It may be hard to think about these issues at the beginning of a relationship, but taking care of this early on – before a tragedy or costly planning mistake occurs – may be one of the greatest gifts you can give to each other.

2 thoughts on “Financial Planning for a May-December Relationship”

  1. So happy I found your website! A great resource. I live in Maryland and am a long distance caregiver for my father who lives in Lake Forest, CA. I fly out to see him as much as possible. He is 84 years old and has Alzheimer’s. Both my mother and my sister are deceased. I have Power of Attorney for his financial affairs and through the internet am able to manage his accounts, pay bills, etc. For the past 7 years he has been in a relationship with a woman (21 years younger than he). Since she is there with him (although they don’t live together) she and a bookkeeper get together every two weeks to go through his mail, pay any random bills that aren’t automatically paid, prepare for taxes, etc.. The bookkeeper writes the checks and he signs them, although I think he may not truly have legal capacity any longer. I have been preparing for the time when he won’t be able to sign checks and when I will be the only person who can.
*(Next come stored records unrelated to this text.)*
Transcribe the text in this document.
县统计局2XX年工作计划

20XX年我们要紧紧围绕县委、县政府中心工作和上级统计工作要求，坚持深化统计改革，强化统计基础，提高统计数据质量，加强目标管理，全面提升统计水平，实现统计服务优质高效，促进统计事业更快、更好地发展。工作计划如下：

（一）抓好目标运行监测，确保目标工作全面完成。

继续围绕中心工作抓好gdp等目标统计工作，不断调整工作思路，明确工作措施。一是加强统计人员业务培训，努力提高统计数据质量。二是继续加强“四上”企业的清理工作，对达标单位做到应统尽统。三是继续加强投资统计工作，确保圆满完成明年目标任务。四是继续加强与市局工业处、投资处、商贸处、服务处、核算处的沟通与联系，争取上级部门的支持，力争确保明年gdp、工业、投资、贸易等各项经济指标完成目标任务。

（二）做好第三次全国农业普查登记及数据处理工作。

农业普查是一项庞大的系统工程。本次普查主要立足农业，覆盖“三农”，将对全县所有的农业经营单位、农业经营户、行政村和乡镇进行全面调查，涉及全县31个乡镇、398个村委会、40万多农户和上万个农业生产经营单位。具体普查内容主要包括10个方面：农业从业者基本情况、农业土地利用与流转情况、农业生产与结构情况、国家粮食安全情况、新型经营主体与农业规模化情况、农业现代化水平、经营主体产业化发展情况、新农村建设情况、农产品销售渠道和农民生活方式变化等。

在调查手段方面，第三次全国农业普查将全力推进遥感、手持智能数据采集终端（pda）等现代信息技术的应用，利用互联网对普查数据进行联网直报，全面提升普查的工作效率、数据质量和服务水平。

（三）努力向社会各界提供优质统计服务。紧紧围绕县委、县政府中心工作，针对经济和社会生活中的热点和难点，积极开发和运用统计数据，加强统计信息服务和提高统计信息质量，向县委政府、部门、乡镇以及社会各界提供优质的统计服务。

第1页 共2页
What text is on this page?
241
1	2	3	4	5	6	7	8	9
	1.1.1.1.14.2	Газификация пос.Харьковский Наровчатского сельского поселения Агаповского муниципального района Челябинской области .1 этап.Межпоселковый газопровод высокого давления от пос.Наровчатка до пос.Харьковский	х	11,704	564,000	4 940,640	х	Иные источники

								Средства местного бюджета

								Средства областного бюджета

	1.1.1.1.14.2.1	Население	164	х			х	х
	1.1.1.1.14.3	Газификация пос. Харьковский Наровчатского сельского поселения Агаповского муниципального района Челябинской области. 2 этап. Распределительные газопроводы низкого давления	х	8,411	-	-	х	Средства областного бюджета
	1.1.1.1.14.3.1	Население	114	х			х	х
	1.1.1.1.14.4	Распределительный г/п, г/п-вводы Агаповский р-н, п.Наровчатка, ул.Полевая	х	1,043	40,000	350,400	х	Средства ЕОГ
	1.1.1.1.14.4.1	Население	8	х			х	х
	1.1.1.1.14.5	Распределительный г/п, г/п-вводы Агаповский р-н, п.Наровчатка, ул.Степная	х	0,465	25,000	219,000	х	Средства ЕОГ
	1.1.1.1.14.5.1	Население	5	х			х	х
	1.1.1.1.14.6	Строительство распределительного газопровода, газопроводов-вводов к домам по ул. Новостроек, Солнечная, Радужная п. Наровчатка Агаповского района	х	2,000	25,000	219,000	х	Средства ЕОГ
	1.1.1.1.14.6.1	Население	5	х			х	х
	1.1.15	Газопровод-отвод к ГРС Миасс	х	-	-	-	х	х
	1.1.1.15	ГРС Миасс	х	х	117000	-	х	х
It’s a big responsibility, especially challenging long distance, but over the last several years I have been taking it on (as I took on the responsibility for when my mother was dying and her funeral, and then my sister’s illness – I settled her rather messy affairs, too). There are often conflicts between my father’s companion and me – confusion over who’s doing what, roles, etc. I want clarity and peace of mind that I am in control of my father’s finances and my and my children’s inheritance. Is there anything wrong with that?! I simply want to protect myself. My question, at last (!) is – do you think I should ask my father’s doctor to determine his capacity and if necessary, to sign a letter of incapacity? I imagine it would be painful for my father to go through this, although he won’t be able to retain a memory of it. But must he even be made aware of it?
    Many thanks for any advice or resources you can offer.
    Best,
    Leslie

    1. These are indeed sticky issues you are facing, and my heart goes out to you. Consult with an elder law attorney in his locale to see what your best options are, and to what extent he needs to be involved or even know about it (though I imagine that if his caregiver is unhappy about your actions, he will get an earful about it from her).